Mein Mann kümmerte das nicht.
Jeden Morgen vor Sonnenaufgang zwang er mich nach draußen, während er mir im Auto folgte und hupte, sobald ich langsamer wurde. Ich lief trotz Schmerzen, Tränen und sogar Blutungen, weil er darauf bestand, dass ich die „Babypfunde“ loswerden müsse.
Ich dachte, niemand wüsste, was los war.
Ich irrte mich.
Meine Teenager-Tochter filmte heimlich alles und schickte die Videos an die einzige Person, von der mein Mann glaubte, dass sie ihn immer verteidigen würde – seine eigene Mutter.

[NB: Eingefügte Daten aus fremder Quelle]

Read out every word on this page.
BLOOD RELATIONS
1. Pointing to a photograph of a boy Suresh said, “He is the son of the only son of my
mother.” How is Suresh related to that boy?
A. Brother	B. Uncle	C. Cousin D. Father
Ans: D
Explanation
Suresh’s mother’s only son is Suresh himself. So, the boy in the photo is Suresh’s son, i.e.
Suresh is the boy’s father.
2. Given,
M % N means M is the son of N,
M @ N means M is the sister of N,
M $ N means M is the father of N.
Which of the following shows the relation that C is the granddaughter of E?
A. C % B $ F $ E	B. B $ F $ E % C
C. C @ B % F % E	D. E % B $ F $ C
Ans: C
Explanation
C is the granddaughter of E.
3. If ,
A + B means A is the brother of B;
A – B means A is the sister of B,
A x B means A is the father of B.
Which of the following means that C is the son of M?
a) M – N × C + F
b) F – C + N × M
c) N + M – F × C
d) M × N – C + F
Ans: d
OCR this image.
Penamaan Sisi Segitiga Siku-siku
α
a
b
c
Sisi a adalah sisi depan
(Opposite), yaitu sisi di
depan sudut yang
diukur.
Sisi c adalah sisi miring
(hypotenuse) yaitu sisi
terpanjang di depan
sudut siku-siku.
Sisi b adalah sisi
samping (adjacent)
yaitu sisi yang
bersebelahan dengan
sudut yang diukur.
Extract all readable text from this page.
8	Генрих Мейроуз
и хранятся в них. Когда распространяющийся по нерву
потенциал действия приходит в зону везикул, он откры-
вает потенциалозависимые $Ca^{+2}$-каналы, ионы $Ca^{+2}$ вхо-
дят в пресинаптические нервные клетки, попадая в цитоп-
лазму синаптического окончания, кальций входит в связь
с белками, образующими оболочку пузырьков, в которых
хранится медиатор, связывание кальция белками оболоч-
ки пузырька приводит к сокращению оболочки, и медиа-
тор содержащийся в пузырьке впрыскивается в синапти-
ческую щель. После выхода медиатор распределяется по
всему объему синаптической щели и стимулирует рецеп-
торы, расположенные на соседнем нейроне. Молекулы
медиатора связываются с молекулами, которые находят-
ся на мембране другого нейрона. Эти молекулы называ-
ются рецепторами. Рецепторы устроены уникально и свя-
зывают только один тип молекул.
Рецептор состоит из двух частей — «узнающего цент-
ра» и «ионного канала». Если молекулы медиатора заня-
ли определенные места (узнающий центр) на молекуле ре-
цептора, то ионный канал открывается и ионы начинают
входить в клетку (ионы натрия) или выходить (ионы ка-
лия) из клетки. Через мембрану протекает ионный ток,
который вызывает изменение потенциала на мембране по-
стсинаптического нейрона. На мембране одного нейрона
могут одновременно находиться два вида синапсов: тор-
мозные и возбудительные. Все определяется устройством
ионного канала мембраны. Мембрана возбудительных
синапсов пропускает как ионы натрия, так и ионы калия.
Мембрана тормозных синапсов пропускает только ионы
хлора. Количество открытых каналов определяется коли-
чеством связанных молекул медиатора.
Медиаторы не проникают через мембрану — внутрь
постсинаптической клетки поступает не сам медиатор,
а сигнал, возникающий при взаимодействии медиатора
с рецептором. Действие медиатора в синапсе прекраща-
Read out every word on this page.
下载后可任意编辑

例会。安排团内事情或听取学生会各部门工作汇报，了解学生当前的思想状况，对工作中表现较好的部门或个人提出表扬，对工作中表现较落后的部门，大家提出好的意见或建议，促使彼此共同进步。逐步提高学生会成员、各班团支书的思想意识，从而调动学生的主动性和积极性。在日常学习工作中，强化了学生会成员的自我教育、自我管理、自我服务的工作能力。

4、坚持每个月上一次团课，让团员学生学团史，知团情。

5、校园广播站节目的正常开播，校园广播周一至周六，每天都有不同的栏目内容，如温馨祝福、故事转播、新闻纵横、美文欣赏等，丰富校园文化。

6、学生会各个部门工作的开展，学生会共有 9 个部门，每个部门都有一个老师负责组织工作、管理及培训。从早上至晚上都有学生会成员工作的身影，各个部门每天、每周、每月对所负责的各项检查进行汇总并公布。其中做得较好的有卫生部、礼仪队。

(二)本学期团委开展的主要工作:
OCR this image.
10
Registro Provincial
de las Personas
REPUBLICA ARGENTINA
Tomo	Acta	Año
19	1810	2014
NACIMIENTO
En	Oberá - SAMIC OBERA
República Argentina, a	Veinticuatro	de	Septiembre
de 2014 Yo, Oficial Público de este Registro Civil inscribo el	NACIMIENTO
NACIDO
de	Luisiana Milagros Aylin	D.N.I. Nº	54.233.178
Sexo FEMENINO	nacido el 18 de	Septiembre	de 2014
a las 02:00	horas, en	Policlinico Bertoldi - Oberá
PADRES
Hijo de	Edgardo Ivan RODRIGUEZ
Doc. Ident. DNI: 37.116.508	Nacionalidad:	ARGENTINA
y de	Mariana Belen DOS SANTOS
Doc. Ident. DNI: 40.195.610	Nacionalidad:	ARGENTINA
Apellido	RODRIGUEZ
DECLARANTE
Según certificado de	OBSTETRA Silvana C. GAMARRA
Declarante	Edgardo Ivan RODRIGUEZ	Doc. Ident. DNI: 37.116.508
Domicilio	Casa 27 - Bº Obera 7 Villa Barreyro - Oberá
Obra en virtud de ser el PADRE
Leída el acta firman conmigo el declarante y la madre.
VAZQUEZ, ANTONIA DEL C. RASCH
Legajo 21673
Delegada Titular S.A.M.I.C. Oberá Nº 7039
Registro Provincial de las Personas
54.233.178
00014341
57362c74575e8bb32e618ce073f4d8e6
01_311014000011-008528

Am nächsten Morgen stellte sie sich mitten auf die Straße, spielte die Aufnahmen vor und gab ihm eine Stunde Zeit, unser Haus zu verlassen.
Eine Woche später reichte ich die Scheidung ein.
Monate später unternahm ich meinen ersten Spaziergang im Morgengrauen mit meinen Kindern – ohne Angst, ohne Geschrei, ohne Auto hinter mir.
Zum ersten Mal ging ich nicht, weil mich jemand dazu zwang.
Ich ging, weil ich es endlich selbst entschieden hatte.